O optimismo é uma preguiça do espírito. E. Herriot

Thursday, March 16, 2006

Leitura Matinal -297

É pelo primeiro contacto que o inesquecível também se constrói.
A revelação, enfim, da fala a que dirigíamos um culto há muito reiterado, inundando de felicidade o solo árido de um espírito até aí limitado a esperar, muito longe. Depois das meias palavras que estimulam, das pontas descerradas que fingem dar e logo se furtam, perante o impulso de a mais aceder, vem
finalmente o claro som que tudo sobreleva, permitindo um grau de partilha que torna secundário o que resta, à nossa volta. A quebra de uma barreira que transmita a ideia de maior proximidade guia direitinho o nosso íntimo para a abstracção dos factores de infelicidade banal.
Sim, é bem o Som que quebra as muralhas e faz ignorar o mundo de pernas para o ar, as Águias transformadas em vítimas sacrificiais, virtude de conversa desbravadora que permite a entrada num reino mítico de que só tínhamos noção do encanto por indícios maravilhosos, contudo migalhas ao pé da iniciação pela Mão que melhor guia. A imagem da Ponte complementando a sagração do afecto é de sempre e de agora. Para que a exploração cúmplice desse universo escondido não seja encarnada pelo egoísmo do explorador, mas antes pela comunhão de descobridores que coloquem mais alto a Estima.
De Arsenii Tarkovskii, via Paulo da
Costa Domingos::

OS PRIMEIROS ENCONTROS

Cada momento passado juntos
Era uma celebração, uma Epifania,
Nós os dois sozinhos no mundo.
Tu, tão audaz, mais leve do que uma asa,
Descias numa vertigem a escada
A dois e dois, arrastando-me
Através de húmidos lilazes, aos teus domínios
Do outro lado, passando o espelho.

Com a Verdadeira Dimensão conferida por «A Mulher da
Boa Voz»,de Helen Nelson Reed, «Através do Espelho»,
de Mazias e «Só Nós Dois», fotografia de Dan Leung.

3 Comments:

  • At 1:01 PM, Anonymous Anonymous said…

    lindo + dor

     
  • At 4:52 PM, Blogger Viajante said…

    Ser o Som que quebra muralhas, faz lembrar as trompetas de Jericó :)
    e numa mesma linha metafórica, a necessidade de uma ordenada inspiração anterior.
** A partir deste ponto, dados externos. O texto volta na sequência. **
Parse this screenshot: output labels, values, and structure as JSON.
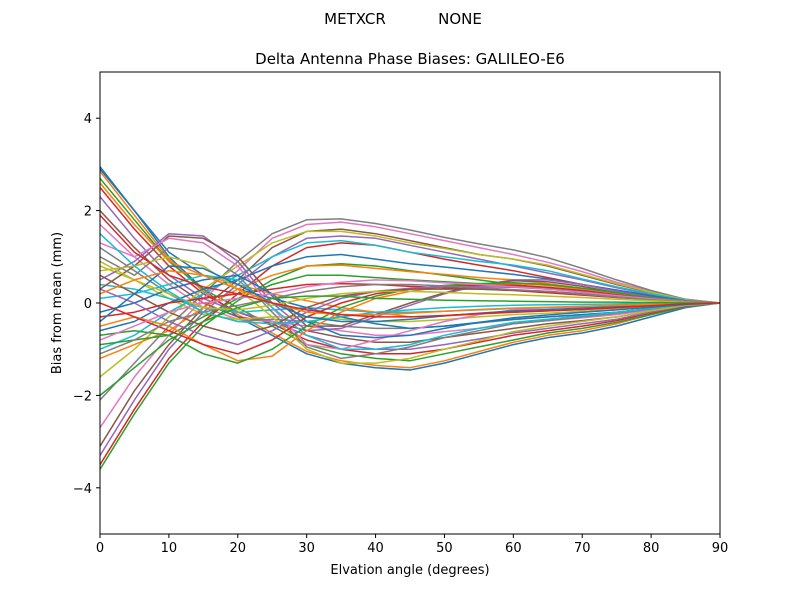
{
  "figure": {
    "suptitle_left": "METXCR",
    "suptitle_right": "NONE"
  },
  "chart_data": {
    "type": "line",
    "title": "Delta Antenna Phase Biases: GALILEO-E6",
    "xlabel": "Elvation angle (degrees)",
    "ylabel": "Bias from mean (mm)",
    "xlim": [
      0,
      90
    ],
    "ylim": [
      -5,
      5
    ],
    "xticks": [
      0,
      10,
      20,
      30,
      40,
      50,
      60,
      70,
      80,
      90
    ],
    "yticks": [
      -4,
      -2,
      0,
      2,
      4
    ],
    "ytick_labels": [
      "−4",
      "−2",
      "0",
      "2",
      "4"
    ],
    "grid": false,
    "legend": "none",
    "x": [
      0,
      5,
      10,
      15,
      20,
      25,
      30,
      35,
      40,
      45,
      50,
      55,
      60,
      65,
      70,
      75,
      80,
      85,
      90
    ],
    "palette": [
      "#1f77b4",
      "#ff7f0e",
      "#2ca02c",
      "#d62728",
      "#9467bd",
      "#8c564b",
      "#e377c2",
      "#7f7f7f",
      "#bcbd22",
      "#17becf"
    ],
    "series": [
      {
        "values": [
          2.95,
          2.0,
          1.0,
          0.3,
          -0.3,
          -0.7,
          -1.1,
          -1.3,
          -1.4,
          -1.45,
          -1.3,
          -1.1,
          -0.9,
          -0.75,
          -0.65,
          -0.5,
          -0.3,
          -0.1,
          0
        ]
      },
      {
        "values": [
          2.85,
          1.9,
          0.95,
          0.25,
          -0.25,
          -0.65,
          -1.05,
          -1.25,
          -1.35,
          -1.4,
          -1.25,
          -1.05,
          -0.85,
          -0.7,
          -0.6,
          -0.45,
          -0.25,
          -0.08,
          0
        ]
      },
      {
        "values": [
          2.7,
          1.8,
          0.9,
          0.3,
          -0.1,
          -0.5,
          -0.9,
          -1.1,
          -1.2,
          -1.25,
          -1.1,
          -0.95,
          -0.8,
          -0.65,
          -0.55,
          -0.42,
          -0.25,
          -0.08,
          0
        ]
      },
      {
        "values": [
          2.5,
          1.6,
          0.8,
          0.2,
          -0.2,
          -0.45,
          -0.8,
          -1.0,
          -1.1,
          -1.1,
          -1.0,
          -0.85,
          -0.7,
          -0.6,
          -0.5,
          -0.38,
          -0.22,
          -0.07,
          0
        ]
      },
      {
        "values": [
          2.3,
          1.4,
          0.6,
          0.1,
          -0.2,
          -0.4,
          -0.7,
          -0.9,
          -1.0,
          -1.0,
          -0.9,
          -0.78,
          -0.65,
          -0.55,
          -0.45,
          -0.35,
          -0.2,
          -0.06,
          0
        ]
      },
      {
        "values": [
          2.0,
          1.2,
          0.5,
          0.0,
          -0.3,
          -0.4,
          -0.6,
          -0.75,
          -0.85,
          -0.85,
          -0.75,
          -0.65,
          -0.55,
          -0.45,
          -0.38,
          -0.3,
          -0.18,
          -0.05,
          0
        ]
      },
      {
        "values": [
          1.7,
          1.0,
          0.4,
          -0.1,
          -0.35,
          -0.4,
          -0.5,
          -0.6,
          -0.7,
          -0.7,
          -0.62,
          -0.55,
          -0.45,
          -0.38,
          -0.32,
          -0.25,
          -0.15,
          -0.05,
          0
        ]
      },
      {
        "values": [
          1.2,
          0.7,
          0.2,
          -0.2,
          -0.4,
          -0.35,
          -0.4,
          -0.5,
          -0.55,
          -0.55,
          -0.5,
          -0.43,
          -0.36,
          -0.3,
          -0.25,
          -0.2,
          -0.12,
          -0.04,
          0
        ]
      },
      {
        "values": [
          0.8,
          0.5,
          0.1,
          -0.25,
          -0.35,
          -0.3,
          -0.3,
          -0.35,
          -0.4,
          -0.4,
          -0.36,
          -0.3,
          -0.25,
          -0.22,
          -0.18,
          -0.14,
          -0.08,
          -0.03,
          0
        ]
      },
      {
        "values": [
          0.4,
          0.3,
          0.1,
          -0.1,
          -0.2,
          -0.15,
          -0.1,
          -0.15,
          -0.2,
          -0.2,
          -0.18,
          -0.15,
          -0.12,
          -0.1,
          -0.08,
          -0.06,
          -0.04,
          -0.01,
          0
        ]
      },
      {
        "values": [
          2.9,
          2.0,
          1.1,
          0.6,
          0.3,
          0.1,
          -0.1,
          -0.3,
          -0.45,
          -0.55,
          -0.5,
          -0.42,
          -0.35,
          -0.3,
          -0.25,
          -0.2,
          -0.12,
          -0.04,
          0
        ]
      },
      {
        "values": [
          2.6,
          1.7,
          0.9,
          0.6,
          0.4,
          0.2,
          0.05,
          -0.1,
          -0.2,
          -0.3,
          -0.28,
          -0.24,
          -0.2,
          -0.17,
          -0.14,
          -0.11,
          -0.07,
          -0.02,
          0
        ]
      },
      {
        "values": [
          -3.6,
          -2.4,
          -1.3,
          -0.5,
          0.05,
          0.5,
          0.8,
          0.85,
          0.8,
          0.7,
          0.6,
          0.5,
          0.4,
          0.32,
          0.25,
          0.18,
          0.1,
          0.03,
          0
        ]
      },
      {
        "values": [
          -3.5,
          -2.3,
          -1.2,
          -0.4,
          0.2,
          0.8,
          1.2,
          1.3,
          1.25,
          1.1,
          0.95,
          0.82,
          0.7,
          0.55,
          0.4,
          0.28,
          0.15,
          0.05,
          0
        ]
      },
      {
        "values": [
          -3.3,
          -2.1,
          -1.0,
          -0.2,
          0.4,
          1.0,
          1.4,
          1.45,
          1.4,
          1.25,
          1.1,
          0.95,
          0.8,
          0.65,
          0.5,
          0.33,
          0.18,
          0.06,
          0
        ]
      },
      {
        "values": [
          -3.1,
          -1.9,
          -0.9,
          -0.1,
          0.5,
          1.2,
          1.55,
          1.6,
          1.5,
          1.35,
          1.2,
          1.05,
          0.95,
          0.8,
          0.6,
          0.4,
          0.22,
          0.07,
          0
        ]
      },
      {
        "values": [
          -2.7,
          -1.6,
          -0.7,
          0.1,
          0.7,
          1.4,
          1.7,
          1.75,
          1.65,
          1.5,
          1.35,
          1.2,
          1.05,
          0.88,
          0.68,
          0.45,
          0.25,
          0.08,
          0
        ]
      },
      {
        "values": [
          -2.1,
          -1.3,
          -0.5,
          0.2,
          0.9,
          1.5,
          1.8,
          1.82,
          1.72,
          1.58,
          1.42,
          1.28,
          1.15,
          0.98,
          0.75,
          0.5,
          0.27,
          0.08,
          0
        ]
      },
      {
        "values": [
          -1.6,
          -1.0,
          -0.3,
          0.3,
          0.8,
          1.3,
          1.55,
          1.55,
          1.45,
          1.3,
          1.18,
          1.05,
          0.95,
          0.82,
          0.62,
          0.42,
          0.23,
          0.07,
          0
        ]
      },
      {
        "values": [
          -1.0,
          -0.7,
          -0.2,
          0.2,
          0.6,
          1.0,
          1.3,
          1.35,
          1.25,
          1.1,
          1.0,
          0.9,
          0.82,
          0.7,
          0.52,
          0.35,
          0.2,
          0.06,
          0
        ]
      },
      {
        "values": [
          -0.6,
          -0.4,
          0.0,
          0.3,
          0.5,
          0.8,
          1.0,
          1.05,
          0.95,
          0.85,
          0.78,
          0.7,
          0.62,
          0.52,
          0.4,
          0.28,
          0.16,
          0.05,
          0
        ]
      },
      {
        "values": [
          -1.2,
          -0.9,
          -0.6,
          -0.1,
          0.3,
          0.6,
          0.8,
          0.82,
          0.75,
          0.68,
          0.62,
          0.55,
          0.5,
          0.42,
          0.32,
          0.22,
          0.12,
          0.04,
          0
        ]
      },
      {
        "values": [
          -0.9,
          -0.8,
          -0.7,
          -0.3,
          0.1,
          0.4,
          0.6,
          0.6,
          0.55,
          0.5,
          0.46,
          0.42,
          0.38,
          0.32,
          0.25,
          0.17,
          0.1,
          0.03,
          0
        ]
      },
      {
        "values": [
          -0.3,
          -0.2,
          0.0,
          0.1,
          0.2,
          0.3,
          0.4,
          0.42,
          0.4,
          0.36,
          0.33,
          0.3,
          0.27,
          0.22,
          0.17,
          0.12,
          0.07,
          0.02,
          0
        ]
      },
      {
        "values": [
          0.5,
          0.9,
          1.5,
          1.45,
          0.9,
          0.0,
          -0.6,
          -0.55,
          -0.3,
          -0.05,
          0.2,
          0.38,
          0.5,
          0.5,
          0.4,
          0.25,
          0.12,
          0.03,
          0
        ]
      },
      {
        "values": [
          0.3,
          0.8,
          1.45,
          1.4,
          1.0,
          0.15,
          -0.5,
          -0.5,
          -0.25,
          0.0,
          0.22,
          0.4,
          0.48,
          0.46,
          0.36,
          0.22,
          0.1,
          0.03,
          0
        ]
      },
      {
        "values": [
          1.3,
          1.0,
          1.4,
          1.3,
          0.8,
          -0.1,
          -0.9,
          -1.0,
          -0.8,
          -0.6,
          -0.4,
          -0.25,
          -0.15,
          -0.1,
          -0.08,
          -0.06,
          -0.04,
          -0.01,
          0
        ]
      },
      {
        "values": [
          1.0,
          0.6,
          1.2,
          1.1,
          0.6,
          -0.2,
          -0.95,
          -1.2,
          -1.1,
          -0.95,
          -0.75,
          -0.6,
          -0.45,
          -0.38,
          -0.3,
          -0.22,
          -0.13,
          -0.04,
          0
        ]
      },
      {
        "values": [
          0.7,
          0.8,
          1.0,
          0.8,
          0.3,
          -0.3,
          -1.0,
          -1.3,
          -1.3,
          -1.2,
          -1.0,
          -0.82,
          -0.62,
          -0.5,
          -0.4,
          -0.3,
          -0.17,
          -0.05,
          0
        ]
      },
      {
        "values": [
          0.1,
          0.2,
          0.4,
          0.6,
          0.5,
          -0.1,
          -0.7,
          -1.0,
          -1.0,
          -0.9,
          -0.7,
          -0.55,
          -0.42,
          -0.35,
          -0.28,
          -0.2,
          -0.12,
          -0.04,
          0
        ]
      },
      {
        "values": [
          -0.2,
          0.0,
          0.3,
          0.5,
          0.6,
          0.2,
          -0.4,
          -0.7,
          -0.75,
          -0.7,
          -0.55,
          -0.42,
          -0.32,
          -0.26,
          -0.2,
          -0.15,
          -0.09,
          -0.03,
          0
        ]
      },
      {
        "values": [
          -0.5,
          -0.3,
          -0.5,
          -0.9,
          -1.25,
          -1.15,
          -0.6,
          -0.2,
          0.1,
          0.25,
          0.35,
          0.4,
          0.42,
          0.38,
          0.3,
          0.2,
          0.1,
          0.03,
          0
        ]
      },
      {
        "values": [
          -0.7,
          -0.6,
          -0.7,
          -1.1,
          -1.3,
          -1.0,
          -0.5,
          -0.1,
          0.15,
          0.3,
          0.38,
          0.42,
          0.44,
          0.4,
          0.32,
          0.22,
          0.11,
          0.03,
          0
        ]
      },
      {
        "values": [
          0.0,
          -0.3,
          -0.6,
          -0.9,
          -1.1,
          -0.8,
          -0.3,
          0.0,
          0.2,
          0.3,
          0.35,
          0.38,
          0.38,
          0.34,
          0.27,
          0.18,
          0.09,
          0.03,
          0
        ]
      },
      {
        "values": [
          0.3,
          0.0,
          -0.4,
          -0.7,
          -0.9,
          -0.6,
          -0.2,
          0.1,
          0.25,
          0.32,
          0.35,
          0.35,
          0.34,
          0.3,
          0.24,
          0.16,
          0.08,
          0.02,
          0
        ]
      },
      {
        "values": [
          0.6,
          0.2,
          -0.2,
          -0.5,
          -0.7,
          -0.5,
          -0.1,
          0.15,
          0.25,
          0.3,
          0.3,
          0.3,
          0.28,
          0.25,
          0.2,
          0.14,
          0.07,
          0.02,
          0
        ]
      },
      {
        "values": [
          -0.8,
          -0.5,
          -0.2,
          0.0,
          0.1,
          0.2,
          0.35,
          0.45,
          0.5,
          0.48,
          0.44,
          0.4,
          0.35,
          0.3,
          0.23,
          0.16,
          0.09,
          0.03,
          0
        ]
      },
      {
        "values": [
          -1.1,
          -0.8,
          -0.4,
          -0.2,
          -0.05,
          0.1,
          0.25,
          0.35,
          0.4,
          0.4,
          0.37,
          0.33,
          0.29,
          0.25,
          0.19,
          0.13,
          0.07,
          0.02,
          0
        ]
      },
      {
        "values": [
          0.9,
          0.5,
          0.2,
          -0.1,
          -0.15,
          -0.05,
          0.1,
          0.2,
          0.25,
          0.25,
          0.23,
          0.2,
          0.18,
          0.15,
          0.12,
          0.08,
          0.05,
          0.01,
          0
        ]
      },
      {
        "values": [
          1.5,
          0.8,
          0.25,
          -0.2,
          -0.4,
          -0.45,
          -0.4,
          -0.3,
          -0.2,
          -0.15,
          -0.1,
          -0.07,
          -0.05,
          -0.04,
          -0.03,
          -0.02,
          -0.01,
          0.0,
          0
        ]
      },
      {
        "values": [
          -0.4,
          0.2,
          0.8,
          0.75,
          0.4,
          0.0,
          -0.3,
          -0.4,
          -0.4,
          -0.35,
          -0.28,
          -0.22,
          -0.17,
          -0.14,
          -0.11,
          -0.08,
          -0.05,
          -0.01,
          0
        ]
      },
      {
        "values": [
          0.2,
          0.5,
          0.7,
          0.6,
          0.3,
          0.0,
          -0.2,
          -0.25,
          -0.25,
          -0.22,
          -0.18,
          -0.14,
          -0.11,
          -0.09,
          -0.07,
          -0.05,
          -0.03,
          -0.01,
          0
        ]
      },
      {
        "values": [
          -2.0,
          -1.4,
          -0.8,
          -0.4,
          -0.1,
          0.1,
          0.15,
          0.15,
          0.1,
          0.08,
          0.06,
          0.05,
          0.04,
          0.03,
          0.02,
          0.02,
          0.01,
          0.0,
          0
        ]
      },
      {
        "values": [
          1.9,
          1.1,
          0.6,
          0.35,
          0.2,
          0.0,
          -0.15,
          -0.25,
          -0.3,
          -0.3,
          -0.27,
          -0.23,
          -0.2,
          -0.17,
          -0.14,
          -0.1,
          -0.06,
          -0.02,
          0
        ]
      }
    ]
  }
}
    E o "mundo às avessas", como Galeano o descreve, sendo aquele em que ser solidário, justo e lúcido é um pecado capital, pode ainda assim deixar o apelo de re-virar o Mundo, de acreditar possível e urgente construir um mundo diferente, escrever uma nova história.
    Talvez passos de novas histórias se escrevam mediadas pelo Som e por descobridores que se aproximam.

    Beijo. E sorriso.

     
  • At 7:39 PM, Blogger Paulo Cunha Porto said…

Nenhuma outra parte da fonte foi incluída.